In recent days, arbitrary arrests and summons have become prominent news in other areas of Iranian life, as well. On Wednesday, the Center for Human Rights in Iran reported upon at least 13 arrests, 30 summons, and 50 telephone threats by regime authorities following a second round of protests by teacher-activists.

Similar arrests had of course been reported during the previous strike one month earlier. Yet protest organizers issued a statement demanding the release of those detainees and reiterating the demand for reforms and sustainable wages. The statement also declared, “We believe that the teachers’ demands are practical and lawful and we declare that if the present trend continues, the protests will continue at all costs in the coming months.”
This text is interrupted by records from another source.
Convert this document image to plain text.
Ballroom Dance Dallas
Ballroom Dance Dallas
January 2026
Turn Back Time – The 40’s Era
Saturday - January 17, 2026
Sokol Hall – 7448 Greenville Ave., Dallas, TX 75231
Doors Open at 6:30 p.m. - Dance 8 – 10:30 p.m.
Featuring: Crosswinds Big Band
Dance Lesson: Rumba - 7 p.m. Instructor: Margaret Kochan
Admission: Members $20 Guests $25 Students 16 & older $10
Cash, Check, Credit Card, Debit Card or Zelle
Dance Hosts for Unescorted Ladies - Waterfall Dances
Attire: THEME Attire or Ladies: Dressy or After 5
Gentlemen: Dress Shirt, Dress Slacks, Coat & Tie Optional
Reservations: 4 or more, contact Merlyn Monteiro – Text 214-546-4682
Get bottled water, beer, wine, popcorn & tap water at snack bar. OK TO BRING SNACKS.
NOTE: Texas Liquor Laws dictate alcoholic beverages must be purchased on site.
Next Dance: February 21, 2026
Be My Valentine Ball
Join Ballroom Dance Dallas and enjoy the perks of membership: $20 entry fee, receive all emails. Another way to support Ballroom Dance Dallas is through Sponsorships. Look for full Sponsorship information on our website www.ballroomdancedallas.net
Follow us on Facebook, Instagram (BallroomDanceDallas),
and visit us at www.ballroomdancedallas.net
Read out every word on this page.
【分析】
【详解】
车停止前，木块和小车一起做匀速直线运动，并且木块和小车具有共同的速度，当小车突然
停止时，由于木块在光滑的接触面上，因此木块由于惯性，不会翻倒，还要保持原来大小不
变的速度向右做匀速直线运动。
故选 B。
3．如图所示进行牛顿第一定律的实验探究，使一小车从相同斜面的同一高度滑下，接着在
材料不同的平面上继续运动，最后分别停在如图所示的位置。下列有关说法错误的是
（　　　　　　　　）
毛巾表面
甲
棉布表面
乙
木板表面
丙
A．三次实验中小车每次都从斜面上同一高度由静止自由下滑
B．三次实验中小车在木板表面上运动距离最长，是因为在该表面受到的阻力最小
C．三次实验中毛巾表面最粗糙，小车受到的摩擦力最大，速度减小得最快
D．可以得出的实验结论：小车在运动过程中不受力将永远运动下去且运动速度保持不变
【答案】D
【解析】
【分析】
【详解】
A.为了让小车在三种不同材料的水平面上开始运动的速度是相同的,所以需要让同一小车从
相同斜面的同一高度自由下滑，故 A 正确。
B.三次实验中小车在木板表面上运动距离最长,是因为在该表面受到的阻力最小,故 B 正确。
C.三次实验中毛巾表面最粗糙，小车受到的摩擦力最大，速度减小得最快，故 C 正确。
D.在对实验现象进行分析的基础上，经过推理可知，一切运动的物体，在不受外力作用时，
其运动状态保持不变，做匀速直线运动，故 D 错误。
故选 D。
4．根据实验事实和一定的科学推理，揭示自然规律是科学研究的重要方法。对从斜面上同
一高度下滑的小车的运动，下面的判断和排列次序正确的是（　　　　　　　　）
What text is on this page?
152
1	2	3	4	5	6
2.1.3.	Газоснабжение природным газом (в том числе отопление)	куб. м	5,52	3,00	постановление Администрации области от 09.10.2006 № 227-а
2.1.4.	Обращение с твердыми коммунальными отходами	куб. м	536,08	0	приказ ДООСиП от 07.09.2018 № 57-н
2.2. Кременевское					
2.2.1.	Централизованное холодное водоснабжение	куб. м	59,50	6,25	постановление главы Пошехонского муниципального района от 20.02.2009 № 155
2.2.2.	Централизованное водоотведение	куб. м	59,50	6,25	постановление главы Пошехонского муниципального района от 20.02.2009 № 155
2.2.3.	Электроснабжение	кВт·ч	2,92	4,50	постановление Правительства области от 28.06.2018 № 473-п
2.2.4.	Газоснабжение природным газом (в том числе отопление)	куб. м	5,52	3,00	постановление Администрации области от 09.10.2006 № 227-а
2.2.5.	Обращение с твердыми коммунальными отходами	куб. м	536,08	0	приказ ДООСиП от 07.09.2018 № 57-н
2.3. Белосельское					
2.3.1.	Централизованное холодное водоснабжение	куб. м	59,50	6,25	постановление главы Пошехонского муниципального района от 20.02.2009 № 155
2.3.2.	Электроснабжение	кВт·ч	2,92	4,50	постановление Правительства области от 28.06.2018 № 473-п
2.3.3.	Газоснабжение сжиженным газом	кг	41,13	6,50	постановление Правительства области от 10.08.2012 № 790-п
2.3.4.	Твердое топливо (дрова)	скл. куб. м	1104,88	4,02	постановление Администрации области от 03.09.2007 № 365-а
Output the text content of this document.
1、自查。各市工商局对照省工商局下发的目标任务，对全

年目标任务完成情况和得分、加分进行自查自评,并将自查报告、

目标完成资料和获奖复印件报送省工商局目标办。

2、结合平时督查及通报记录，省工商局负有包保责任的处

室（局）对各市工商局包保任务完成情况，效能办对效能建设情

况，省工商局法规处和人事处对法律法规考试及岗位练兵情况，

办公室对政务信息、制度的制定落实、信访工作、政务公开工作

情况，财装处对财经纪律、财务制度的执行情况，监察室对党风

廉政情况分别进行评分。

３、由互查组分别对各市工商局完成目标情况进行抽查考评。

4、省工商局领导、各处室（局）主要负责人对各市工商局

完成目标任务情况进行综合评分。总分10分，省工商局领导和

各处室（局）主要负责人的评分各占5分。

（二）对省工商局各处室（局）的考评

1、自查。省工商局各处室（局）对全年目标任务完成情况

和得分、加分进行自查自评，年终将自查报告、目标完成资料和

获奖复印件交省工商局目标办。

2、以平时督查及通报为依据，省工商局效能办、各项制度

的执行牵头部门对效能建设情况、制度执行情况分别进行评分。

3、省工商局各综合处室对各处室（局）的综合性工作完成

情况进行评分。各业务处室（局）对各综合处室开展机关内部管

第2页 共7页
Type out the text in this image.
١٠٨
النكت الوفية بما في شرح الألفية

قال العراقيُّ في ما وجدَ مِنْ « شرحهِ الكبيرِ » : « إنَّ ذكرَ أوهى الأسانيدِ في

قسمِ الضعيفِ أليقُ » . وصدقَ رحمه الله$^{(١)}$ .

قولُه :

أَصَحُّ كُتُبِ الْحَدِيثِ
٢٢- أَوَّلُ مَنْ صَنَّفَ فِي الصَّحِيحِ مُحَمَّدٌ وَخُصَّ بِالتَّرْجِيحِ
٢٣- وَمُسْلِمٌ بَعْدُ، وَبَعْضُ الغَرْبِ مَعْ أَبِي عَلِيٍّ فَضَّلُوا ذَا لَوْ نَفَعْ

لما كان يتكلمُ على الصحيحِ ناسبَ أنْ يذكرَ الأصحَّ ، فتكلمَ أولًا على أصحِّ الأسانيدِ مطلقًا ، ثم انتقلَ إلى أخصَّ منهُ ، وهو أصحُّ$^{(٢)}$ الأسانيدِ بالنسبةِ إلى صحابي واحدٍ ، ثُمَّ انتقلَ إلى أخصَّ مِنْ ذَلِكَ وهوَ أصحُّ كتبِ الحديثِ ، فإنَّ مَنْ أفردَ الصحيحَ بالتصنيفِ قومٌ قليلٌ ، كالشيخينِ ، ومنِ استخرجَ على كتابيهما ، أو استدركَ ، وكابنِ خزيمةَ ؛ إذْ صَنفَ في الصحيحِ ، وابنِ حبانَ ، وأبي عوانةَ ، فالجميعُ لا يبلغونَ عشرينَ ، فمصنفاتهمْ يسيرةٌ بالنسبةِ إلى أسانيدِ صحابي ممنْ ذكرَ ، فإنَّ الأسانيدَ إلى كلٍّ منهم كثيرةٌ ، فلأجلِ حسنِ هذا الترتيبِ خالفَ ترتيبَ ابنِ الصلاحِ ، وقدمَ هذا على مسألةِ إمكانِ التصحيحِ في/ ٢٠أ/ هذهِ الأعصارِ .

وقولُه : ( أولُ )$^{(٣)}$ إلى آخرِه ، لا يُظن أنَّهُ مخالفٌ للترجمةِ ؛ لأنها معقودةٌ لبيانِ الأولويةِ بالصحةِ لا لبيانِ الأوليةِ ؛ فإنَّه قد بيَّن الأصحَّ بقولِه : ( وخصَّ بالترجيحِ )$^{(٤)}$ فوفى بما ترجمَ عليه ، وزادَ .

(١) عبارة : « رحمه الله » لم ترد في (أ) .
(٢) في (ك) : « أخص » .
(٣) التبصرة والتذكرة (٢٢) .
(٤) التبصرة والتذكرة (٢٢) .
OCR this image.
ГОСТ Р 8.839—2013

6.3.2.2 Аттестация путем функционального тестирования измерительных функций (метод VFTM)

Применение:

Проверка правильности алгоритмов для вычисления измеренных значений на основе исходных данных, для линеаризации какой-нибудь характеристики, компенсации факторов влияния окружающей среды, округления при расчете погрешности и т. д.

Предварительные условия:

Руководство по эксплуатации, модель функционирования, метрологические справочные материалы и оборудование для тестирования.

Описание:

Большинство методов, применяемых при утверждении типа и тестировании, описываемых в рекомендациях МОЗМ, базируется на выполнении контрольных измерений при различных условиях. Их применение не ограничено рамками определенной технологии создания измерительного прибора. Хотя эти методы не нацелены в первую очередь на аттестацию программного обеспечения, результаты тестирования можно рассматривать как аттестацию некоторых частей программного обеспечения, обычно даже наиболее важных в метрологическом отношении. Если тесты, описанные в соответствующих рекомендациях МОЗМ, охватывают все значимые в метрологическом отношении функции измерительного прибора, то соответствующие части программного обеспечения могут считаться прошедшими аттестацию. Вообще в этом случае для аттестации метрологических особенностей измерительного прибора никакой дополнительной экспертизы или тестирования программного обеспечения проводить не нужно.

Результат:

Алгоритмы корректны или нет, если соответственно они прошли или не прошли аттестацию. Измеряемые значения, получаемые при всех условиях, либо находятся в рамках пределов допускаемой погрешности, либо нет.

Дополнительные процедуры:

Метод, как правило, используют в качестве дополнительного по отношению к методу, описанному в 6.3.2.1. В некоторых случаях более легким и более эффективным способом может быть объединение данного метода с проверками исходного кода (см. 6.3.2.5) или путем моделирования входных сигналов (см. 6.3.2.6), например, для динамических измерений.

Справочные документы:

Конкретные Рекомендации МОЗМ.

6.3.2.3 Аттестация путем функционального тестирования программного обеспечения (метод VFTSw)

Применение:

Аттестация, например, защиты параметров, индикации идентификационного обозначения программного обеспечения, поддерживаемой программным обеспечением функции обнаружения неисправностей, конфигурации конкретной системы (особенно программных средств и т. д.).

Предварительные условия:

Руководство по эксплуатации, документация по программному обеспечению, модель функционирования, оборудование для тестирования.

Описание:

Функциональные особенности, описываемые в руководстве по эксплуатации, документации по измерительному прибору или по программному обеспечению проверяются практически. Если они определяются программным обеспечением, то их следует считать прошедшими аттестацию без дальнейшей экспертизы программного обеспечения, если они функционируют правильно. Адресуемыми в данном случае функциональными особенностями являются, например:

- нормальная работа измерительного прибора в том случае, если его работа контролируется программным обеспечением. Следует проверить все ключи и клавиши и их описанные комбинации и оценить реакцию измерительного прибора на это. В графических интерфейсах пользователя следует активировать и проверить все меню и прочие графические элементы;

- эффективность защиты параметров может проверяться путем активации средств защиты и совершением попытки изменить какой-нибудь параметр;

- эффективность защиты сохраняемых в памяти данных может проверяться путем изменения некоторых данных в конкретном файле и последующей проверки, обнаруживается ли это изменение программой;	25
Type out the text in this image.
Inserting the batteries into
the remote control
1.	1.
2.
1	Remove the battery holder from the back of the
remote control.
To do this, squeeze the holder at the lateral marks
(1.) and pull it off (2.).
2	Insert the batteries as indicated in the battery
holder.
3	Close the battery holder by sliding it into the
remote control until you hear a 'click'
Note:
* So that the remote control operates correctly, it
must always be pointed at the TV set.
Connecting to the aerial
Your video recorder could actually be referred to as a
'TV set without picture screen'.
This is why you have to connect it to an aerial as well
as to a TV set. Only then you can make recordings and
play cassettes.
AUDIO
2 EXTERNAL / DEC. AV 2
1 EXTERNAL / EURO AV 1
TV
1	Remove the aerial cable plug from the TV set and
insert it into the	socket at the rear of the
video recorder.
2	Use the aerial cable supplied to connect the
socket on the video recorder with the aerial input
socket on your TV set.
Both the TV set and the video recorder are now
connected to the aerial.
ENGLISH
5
The nature of those demands and the underlying perceptions of the Iranian system were detailed by IranWire on Thursday. It quoted Rasoul Bodaghi, a member of the Teachers’ Association of Iran and a former political prisoner, as saying that education in the Islamic Republic had become a common source of graft, with student meals, exam fees, and other costs being “a source of revenue for the government’s budget.”

Despite high costs for parents and children, teachers are routinely paid poverty-level wages and revenue is not channeled back into educational institutions but evidently contributes to the regime’s spending on ideologically-motivated projects such as interventions into Syria and Yemen.

Bodaghi’s account of the Iranian education system undermines the arguments being offered to the public by both Foreign Minister Zarif and his detractors. In the first place, it highlights a logical area of government reform that has been ignored by so-called moderate authorities. And in the second place, it suggests that financial corruption is deeply ingrained into the fabric of Iranian institutions, where it cannot easily be attributed to isolated individuals and groups who do not represent the ruling system itself.